Glendening and the Teachers

June 12, 1994

Is gubernatorial candidate Parris Glendening trying to curry favor with teachers by criticizing aspects of the Schaefer administration's public school reforms?

Some of his Democratic opponents think so. And, indeed, the Prince George's County Executive's criticism of these much-needed reforms has paid off: the Maryland State Teachers Association voted to give its influential endorsement to Mr. Glendening.

But at what cost?

Efforts by the State Board of Education and School Superintendent Nancy Grasmick to make students, teachers and schools accountable for meeting specific standards of achievement must go forward. And yet Mr. Glendening is sending signals that, as governor, he'd scrap much of what has been achieved because of opposition from the teachers' unions.

A takeover of the state's worst schools? Mr. Glendening is opposed (as are the teachers' unions). He claims that "teacher-based schooling" and "community-based schooling" will do the trick, though he cites no evidence that past failures at these schools by local school systems won't be repeated.

Privatization of schools? Mr. Glendening is opposed (so are the teachers' unions), stating this takes Maryland "in the wrong direction." He says a "working partnership" with teachers makes more sense. But in school systems that have failed to provide a decent education for their students, it is time to look beyond the status quo approaches of the past.

Tough performance standards for teachers, students and schools? Mr. Glendening says he backs accountability, but opposes the way the state board is handling these issues (so do the teachers' unions). He wants teachers to have a major say in these determinations. He wants to do away with "confused bureaucratic control by the state" -- whatever that means. He accuses the "state education bureaucracy" of running local schools, which just isn't true. He wants to let each of the 24 public school districts set different education standards.
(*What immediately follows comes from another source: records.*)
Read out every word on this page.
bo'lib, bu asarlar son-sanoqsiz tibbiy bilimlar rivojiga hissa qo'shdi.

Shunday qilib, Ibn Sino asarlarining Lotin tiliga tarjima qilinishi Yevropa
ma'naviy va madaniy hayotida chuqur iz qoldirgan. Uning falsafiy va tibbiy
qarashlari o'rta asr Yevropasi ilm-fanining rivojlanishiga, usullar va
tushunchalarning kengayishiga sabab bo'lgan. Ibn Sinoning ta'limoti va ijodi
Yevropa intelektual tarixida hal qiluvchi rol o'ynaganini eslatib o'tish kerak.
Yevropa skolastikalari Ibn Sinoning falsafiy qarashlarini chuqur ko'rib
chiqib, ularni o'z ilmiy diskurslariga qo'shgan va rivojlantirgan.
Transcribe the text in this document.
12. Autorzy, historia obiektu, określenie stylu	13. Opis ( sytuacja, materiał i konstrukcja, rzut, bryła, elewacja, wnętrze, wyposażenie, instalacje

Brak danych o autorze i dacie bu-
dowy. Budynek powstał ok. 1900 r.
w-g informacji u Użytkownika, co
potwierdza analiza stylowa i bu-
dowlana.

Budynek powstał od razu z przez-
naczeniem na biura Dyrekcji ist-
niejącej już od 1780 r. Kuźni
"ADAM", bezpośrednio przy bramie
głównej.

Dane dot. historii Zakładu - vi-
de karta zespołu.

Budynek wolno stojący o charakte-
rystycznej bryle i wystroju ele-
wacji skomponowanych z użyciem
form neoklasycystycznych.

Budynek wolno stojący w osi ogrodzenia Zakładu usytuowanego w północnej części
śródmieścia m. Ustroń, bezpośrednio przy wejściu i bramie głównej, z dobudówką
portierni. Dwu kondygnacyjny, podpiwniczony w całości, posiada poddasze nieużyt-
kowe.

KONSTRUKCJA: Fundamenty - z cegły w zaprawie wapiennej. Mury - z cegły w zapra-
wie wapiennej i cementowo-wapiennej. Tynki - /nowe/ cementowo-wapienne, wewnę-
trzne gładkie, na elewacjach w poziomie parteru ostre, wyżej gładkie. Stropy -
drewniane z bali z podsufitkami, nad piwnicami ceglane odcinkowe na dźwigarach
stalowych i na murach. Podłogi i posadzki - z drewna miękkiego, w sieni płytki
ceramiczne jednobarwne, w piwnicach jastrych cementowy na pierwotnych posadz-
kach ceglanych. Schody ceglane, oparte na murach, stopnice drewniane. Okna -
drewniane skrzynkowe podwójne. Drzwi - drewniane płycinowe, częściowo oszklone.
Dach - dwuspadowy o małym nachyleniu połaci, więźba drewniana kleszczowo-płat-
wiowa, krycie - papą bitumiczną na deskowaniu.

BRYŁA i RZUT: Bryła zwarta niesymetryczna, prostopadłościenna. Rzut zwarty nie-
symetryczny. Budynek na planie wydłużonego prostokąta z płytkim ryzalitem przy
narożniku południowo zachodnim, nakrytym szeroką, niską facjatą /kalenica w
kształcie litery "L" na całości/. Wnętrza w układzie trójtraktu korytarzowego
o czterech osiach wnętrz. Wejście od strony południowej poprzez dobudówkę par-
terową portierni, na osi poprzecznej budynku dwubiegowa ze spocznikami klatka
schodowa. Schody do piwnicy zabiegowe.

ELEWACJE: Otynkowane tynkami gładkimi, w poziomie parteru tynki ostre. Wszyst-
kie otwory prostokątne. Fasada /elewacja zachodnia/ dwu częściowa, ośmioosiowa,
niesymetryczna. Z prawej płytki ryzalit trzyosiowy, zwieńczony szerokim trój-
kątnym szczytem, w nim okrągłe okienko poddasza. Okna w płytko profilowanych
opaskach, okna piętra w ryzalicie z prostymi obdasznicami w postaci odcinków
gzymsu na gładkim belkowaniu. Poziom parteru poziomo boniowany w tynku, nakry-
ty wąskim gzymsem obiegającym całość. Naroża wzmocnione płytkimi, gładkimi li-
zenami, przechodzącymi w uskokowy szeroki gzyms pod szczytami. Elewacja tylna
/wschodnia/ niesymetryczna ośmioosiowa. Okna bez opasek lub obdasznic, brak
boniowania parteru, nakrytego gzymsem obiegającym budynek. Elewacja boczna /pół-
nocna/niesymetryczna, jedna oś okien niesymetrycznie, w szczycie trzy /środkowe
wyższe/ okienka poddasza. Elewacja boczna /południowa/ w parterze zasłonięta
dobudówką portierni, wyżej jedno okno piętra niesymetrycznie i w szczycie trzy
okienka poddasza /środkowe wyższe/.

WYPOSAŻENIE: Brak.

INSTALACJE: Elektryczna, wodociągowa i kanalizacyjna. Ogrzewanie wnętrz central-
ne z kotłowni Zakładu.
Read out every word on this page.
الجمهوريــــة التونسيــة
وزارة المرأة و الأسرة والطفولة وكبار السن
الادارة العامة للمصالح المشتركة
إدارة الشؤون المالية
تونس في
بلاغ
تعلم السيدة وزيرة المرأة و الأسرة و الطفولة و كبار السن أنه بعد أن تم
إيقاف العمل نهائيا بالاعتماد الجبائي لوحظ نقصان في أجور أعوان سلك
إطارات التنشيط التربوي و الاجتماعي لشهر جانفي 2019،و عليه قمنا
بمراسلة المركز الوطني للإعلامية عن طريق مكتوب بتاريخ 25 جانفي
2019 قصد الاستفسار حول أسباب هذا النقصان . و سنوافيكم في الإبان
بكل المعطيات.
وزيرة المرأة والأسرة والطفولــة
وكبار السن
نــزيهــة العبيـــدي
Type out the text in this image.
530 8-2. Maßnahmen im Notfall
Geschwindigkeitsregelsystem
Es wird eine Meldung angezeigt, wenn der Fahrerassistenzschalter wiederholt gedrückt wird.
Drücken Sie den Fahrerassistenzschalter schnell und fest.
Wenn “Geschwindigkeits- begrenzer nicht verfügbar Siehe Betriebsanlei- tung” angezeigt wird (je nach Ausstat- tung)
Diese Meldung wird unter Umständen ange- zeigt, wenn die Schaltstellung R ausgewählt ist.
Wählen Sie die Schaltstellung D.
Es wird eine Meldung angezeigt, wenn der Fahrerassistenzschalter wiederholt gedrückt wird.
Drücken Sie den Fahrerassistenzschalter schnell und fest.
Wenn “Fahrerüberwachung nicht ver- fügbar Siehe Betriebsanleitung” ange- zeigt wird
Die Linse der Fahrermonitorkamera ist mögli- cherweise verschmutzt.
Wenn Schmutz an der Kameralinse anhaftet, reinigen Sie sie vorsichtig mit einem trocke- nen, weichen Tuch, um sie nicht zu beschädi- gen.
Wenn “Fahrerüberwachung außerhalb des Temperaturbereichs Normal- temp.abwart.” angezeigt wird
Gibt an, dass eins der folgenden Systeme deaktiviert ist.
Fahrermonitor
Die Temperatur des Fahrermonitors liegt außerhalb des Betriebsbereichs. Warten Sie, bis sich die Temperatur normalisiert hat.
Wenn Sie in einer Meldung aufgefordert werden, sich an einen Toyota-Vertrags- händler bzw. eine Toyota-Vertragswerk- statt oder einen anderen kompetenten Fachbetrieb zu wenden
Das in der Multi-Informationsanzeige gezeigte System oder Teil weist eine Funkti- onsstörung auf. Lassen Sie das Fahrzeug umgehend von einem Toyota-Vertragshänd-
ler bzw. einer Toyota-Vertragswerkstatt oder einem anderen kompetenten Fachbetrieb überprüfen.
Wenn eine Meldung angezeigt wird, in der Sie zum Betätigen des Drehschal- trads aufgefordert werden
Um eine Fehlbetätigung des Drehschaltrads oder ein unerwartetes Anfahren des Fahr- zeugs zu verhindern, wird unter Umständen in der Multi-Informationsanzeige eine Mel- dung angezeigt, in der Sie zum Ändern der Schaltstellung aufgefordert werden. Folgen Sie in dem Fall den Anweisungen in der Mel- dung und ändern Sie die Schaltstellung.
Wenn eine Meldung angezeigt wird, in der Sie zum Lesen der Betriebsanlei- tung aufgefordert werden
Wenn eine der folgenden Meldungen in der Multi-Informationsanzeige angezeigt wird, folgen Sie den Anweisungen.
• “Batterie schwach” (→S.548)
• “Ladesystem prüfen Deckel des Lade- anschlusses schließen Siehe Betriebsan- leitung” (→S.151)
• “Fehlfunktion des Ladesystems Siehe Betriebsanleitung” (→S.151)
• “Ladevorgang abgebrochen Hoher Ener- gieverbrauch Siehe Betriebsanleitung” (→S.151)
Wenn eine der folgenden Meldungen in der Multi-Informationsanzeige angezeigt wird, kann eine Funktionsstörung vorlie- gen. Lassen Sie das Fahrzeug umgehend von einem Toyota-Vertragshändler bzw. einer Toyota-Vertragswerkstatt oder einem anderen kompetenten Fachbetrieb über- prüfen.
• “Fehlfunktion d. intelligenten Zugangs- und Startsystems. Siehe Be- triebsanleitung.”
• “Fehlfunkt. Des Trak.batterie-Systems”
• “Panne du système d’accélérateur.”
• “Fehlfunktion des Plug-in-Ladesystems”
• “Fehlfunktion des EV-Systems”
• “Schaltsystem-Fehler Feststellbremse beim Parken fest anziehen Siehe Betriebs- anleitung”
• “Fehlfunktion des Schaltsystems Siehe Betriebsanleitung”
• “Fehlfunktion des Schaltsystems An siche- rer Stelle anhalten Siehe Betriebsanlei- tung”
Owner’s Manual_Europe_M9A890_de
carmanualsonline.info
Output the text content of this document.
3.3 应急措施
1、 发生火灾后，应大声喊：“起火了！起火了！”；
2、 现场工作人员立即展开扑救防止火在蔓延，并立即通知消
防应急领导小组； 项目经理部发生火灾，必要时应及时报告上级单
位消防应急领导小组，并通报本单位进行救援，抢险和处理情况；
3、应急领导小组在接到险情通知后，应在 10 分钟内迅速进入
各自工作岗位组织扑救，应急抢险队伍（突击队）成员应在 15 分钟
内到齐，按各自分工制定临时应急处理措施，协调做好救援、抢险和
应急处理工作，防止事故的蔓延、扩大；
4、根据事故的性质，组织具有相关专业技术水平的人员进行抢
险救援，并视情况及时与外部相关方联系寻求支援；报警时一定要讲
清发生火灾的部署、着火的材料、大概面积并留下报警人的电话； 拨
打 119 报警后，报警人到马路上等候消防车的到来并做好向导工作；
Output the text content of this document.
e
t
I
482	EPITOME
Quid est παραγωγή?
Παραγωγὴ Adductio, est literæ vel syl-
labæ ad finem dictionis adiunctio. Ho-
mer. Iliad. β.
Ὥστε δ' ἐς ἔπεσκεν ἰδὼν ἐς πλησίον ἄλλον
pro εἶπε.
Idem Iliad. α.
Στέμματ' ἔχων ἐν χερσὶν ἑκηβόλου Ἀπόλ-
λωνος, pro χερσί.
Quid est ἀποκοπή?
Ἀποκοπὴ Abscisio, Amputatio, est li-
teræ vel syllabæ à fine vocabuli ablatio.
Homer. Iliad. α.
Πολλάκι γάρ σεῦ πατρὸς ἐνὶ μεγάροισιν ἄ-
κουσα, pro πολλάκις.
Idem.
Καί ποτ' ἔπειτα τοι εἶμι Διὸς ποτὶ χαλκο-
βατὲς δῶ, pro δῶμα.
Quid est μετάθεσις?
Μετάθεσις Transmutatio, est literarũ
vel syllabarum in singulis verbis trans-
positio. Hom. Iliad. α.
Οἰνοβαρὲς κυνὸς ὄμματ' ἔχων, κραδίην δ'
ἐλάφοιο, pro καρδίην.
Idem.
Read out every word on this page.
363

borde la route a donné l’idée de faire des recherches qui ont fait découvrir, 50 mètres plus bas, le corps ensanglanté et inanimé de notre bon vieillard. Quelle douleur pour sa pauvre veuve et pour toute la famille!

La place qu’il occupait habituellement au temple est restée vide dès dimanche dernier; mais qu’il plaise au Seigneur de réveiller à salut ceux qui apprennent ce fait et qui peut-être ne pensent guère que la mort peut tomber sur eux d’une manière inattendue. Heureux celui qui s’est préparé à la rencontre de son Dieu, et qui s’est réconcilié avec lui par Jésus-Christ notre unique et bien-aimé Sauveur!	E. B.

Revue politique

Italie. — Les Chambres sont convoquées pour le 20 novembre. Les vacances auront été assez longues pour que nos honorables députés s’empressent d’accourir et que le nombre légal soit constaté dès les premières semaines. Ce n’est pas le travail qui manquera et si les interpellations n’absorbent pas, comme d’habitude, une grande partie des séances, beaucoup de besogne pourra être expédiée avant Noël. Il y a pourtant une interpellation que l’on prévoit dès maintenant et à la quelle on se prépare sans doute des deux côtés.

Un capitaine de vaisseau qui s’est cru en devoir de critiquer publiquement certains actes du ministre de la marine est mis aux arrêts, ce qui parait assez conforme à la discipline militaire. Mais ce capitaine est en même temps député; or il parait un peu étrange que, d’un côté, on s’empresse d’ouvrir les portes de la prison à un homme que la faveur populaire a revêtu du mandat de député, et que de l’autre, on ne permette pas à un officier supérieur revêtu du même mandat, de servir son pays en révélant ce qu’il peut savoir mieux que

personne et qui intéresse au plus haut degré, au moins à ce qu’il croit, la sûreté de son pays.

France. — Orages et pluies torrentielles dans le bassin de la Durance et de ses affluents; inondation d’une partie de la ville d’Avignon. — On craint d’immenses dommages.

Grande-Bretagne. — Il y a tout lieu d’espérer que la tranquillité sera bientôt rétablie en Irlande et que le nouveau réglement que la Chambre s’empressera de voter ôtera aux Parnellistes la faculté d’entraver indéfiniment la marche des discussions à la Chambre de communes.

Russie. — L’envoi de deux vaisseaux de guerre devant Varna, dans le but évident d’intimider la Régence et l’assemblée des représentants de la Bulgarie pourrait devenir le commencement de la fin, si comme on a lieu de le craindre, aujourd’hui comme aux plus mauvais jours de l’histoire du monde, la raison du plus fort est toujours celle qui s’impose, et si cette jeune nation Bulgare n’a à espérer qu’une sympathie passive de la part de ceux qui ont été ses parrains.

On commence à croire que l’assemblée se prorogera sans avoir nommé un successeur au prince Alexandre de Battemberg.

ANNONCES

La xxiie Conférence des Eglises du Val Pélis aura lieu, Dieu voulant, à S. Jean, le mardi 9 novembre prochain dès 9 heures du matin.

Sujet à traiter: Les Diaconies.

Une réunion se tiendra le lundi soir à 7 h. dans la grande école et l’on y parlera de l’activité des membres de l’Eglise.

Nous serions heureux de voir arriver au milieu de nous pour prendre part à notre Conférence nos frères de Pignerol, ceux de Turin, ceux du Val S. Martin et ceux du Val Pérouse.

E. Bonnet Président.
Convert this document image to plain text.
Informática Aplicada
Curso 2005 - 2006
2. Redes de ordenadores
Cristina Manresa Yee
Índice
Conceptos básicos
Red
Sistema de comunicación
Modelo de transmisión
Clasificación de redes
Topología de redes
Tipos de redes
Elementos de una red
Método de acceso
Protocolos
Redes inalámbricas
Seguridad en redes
Maryland taxpayers spend over $4 billion a year on public education. They are not getting their money's worth. Initiatives to bring tough accountability to the system, encourage experimentation and force the worst schools to undergo radical change are among the lasting legacies of the Schaefer years. Mr. Glendening's failure to embrace these reforms is deeply disappointing. His eagerness to link arms with the defenders of a failing education system does not bode well for his gubernatorial aspirations.